La Ferme du Pêcher Gourmand

Depuis le temps qu’on nous rebat les oreilles avec la Ferme du Pêcher gourmand, nous avons décidé de tester cet établissement de la Plaine-des-cafres, à la faveur d’un déjeuner dominical entre amis. L’endroit se situe à trois minutes de Bourg-Murat, en descendant vers le Tampon. Un panneau bien visible sur la RN3 vous invite à prendre un petit chemin bordé de filaos qui vous conduit à un vaste parking. Une grande maison, un jardin immense, équipé de jeux d’enfants qui vont vous débarrasser de la marmaille remuante, laquelle s’empressera d’aller torturer les lapins en liberté et faire tourner le lait des poules. La salle, décorée façon chalet, cheminée comprise, peut accueillir confortablement jusqu’à 120 convives.

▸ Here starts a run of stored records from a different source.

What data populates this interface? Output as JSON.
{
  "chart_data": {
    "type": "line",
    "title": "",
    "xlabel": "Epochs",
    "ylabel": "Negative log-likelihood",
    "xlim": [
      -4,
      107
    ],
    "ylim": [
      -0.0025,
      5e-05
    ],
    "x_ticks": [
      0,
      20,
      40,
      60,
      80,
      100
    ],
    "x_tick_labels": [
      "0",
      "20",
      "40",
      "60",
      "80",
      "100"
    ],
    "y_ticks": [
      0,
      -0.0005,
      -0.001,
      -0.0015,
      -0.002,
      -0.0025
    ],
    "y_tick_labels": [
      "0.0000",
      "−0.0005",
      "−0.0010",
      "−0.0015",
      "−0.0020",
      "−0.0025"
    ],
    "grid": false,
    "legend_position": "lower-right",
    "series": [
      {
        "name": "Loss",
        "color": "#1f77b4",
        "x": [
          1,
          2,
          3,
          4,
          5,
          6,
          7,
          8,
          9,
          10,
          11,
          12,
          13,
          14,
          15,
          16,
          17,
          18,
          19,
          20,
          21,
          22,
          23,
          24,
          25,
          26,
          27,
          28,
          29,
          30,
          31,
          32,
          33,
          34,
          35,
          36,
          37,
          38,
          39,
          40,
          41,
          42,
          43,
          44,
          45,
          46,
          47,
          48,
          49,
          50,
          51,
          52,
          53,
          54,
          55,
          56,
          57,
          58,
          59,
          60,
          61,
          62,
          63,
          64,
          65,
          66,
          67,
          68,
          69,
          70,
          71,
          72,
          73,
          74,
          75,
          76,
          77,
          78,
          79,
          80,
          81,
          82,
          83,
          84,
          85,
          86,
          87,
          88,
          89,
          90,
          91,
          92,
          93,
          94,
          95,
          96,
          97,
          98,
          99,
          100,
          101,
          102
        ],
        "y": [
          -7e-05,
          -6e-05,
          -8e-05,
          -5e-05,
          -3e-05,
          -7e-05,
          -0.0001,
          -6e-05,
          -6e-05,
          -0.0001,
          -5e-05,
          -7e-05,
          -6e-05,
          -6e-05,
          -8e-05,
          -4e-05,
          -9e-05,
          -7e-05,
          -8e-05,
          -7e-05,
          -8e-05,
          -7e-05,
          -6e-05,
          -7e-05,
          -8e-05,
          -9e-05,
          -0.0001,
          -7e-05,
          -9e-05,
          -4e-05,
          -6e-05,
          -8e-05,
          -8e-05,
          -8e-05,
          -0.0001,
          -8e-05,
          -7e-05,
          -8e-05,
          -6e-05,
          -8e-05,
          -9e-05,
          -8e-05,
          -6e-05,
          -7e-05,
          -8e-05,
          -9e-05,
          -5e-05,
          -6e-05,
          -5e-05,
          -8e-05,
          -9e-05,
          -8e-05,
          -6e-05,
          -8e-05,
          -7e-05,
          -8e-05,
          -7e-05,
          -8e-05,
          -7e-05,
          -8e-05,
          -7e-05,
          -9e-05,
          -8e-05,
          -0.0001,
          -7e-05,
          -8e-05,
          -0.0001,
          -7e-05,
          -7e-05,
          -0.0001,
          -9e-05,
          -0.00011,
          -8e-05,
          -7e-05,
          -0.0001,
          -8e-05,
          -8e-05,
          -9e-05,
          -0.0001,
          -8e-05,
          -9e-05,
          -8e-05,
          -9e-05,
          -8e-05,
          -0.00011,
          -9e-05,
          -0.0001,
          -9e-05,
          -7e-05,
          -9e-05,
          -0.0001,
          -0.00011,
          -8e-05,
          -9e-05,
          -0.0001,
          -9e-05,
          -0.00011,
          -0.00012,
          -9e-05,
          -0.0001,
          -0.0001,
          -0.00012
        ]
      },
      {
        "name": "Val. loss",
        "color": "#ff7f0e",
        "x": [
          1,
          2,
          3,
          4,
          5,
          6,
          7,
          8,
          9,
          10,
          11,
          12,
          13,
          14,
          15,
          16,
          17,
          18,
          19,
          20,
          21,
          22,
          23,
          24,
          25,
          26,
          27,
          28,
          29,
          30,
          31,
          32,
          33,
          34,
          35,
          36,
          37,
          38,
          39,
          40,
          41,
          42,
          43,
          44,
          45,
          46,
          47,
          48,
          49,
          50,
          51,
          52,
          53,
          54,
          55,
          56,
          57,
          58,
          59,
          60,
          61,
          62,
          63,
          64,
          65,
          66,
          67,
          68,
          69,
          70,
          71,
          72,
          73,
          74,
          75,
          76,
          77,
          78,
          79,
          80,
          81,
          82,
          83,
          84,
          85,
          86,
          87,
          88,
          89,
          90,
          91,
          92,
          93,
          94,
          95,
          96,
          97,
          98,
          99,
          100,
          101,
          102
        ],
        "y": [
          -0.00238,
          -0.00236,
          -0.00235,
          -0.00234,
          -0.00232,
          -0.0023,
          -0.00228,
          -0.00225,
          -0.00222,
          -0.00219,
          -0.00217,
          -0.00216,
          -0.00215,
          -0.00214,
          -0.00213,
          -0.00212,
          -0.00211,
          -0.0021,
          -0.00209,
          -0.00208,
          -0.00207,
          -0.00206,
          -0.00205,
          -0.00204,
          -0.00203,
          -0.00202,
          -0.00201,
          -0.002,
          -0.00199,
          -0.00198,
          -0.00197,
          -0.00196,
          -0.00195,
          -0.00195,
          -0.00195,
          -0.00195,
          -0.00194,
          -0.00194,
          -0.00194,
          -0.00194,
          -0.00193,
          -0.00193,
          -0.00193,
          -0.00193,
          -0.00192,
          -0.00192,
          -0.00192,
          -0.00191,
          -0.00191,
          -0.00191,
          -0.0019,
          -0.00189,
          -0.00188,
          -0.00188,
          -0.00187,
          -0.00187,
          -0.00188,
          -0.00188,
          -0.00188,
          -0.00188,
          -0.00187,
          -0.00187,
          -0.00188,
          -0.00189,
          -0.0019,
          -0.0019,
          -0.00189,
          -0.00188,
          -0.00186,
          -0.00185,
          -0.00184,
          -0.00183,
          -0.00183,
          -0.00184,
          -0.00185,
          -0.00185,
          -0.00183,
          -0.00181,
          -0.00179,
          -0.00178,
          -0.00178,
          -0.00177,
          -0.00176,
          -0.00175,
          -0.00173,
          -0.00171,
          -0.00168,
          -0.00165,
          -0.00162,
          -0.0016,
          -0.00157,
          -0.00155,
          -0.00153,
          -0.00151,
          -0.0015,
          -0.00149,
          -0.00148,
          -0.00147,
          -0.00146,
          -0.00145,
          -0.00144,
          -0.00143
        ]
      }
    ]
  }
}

IMG_0315Nous sommes accueillis avec le sourire par une dame sympathique. Les suggestions du jour sont à l’ardoise. Aujourd’hui sont proposés une salade de lentilles de Cilaos au magret de canard frit, un parmentier de canard, riz frit aux légumes et aux crevettes, une « petite marmite des ô » avec lentilles de Cilaos, cuisse de canard confite et saucisse frites, et deux desserts classiques : profiteroles et coupe de glace. Total entrée, plat et dessert : entre 30 et 38,50 euros, par personne. Vu les tarifs, nous espérons que la qualité va suivre.

IMG_0325La spécialité de la ferme est le canard, cuisiné en cari, grillé, confit, en cassoulet, en magret, sans oublier le foie gras et les rillettes que les propriétaires vous vendent aussi en bocaux, pour prolonger le plaisir chez vous. Toutefois la carte comprend aussi un rougail saucisses au ti-jacque et un cari crevette à choisir dans une formule pour 25 euros. Le menu marmaille à 10 euros comprend un cari canard fumé, le même que celui qui figure parmi les plats de résistance. Nous optons pour la « marmite des ô », avec un foie gras de canard mi-cuit en entrée, plus un cari de canard fumé. Le temps que les apéritifs soient éclusés, la danse des canards commence, avec une petite mousse légère et des petits pains savoureux en amuse-bouches.

IMG_0334L’entrée est assez bien présentée. Salade fraîche et petites juliennes de carottes croquantes côtoient un confit d’oignon et la tranche de foie gras sur pain de mie. Confit d’oignon qui n’est pas si confit que ça. Pain de mie qui manque de couleur, et de croquant, pour qui préfère les toast chauds et dorés qui vont bien avec le foie gras dont la tranche est ici un peu mince. à 18 euros nous nous attendions à une entrée plus gourmande. Le foie gras fond en bouche, et donne un peu de fumet au nez. Effectivement le confit d’oignon ne casse pas trois pattes à… vous devinez.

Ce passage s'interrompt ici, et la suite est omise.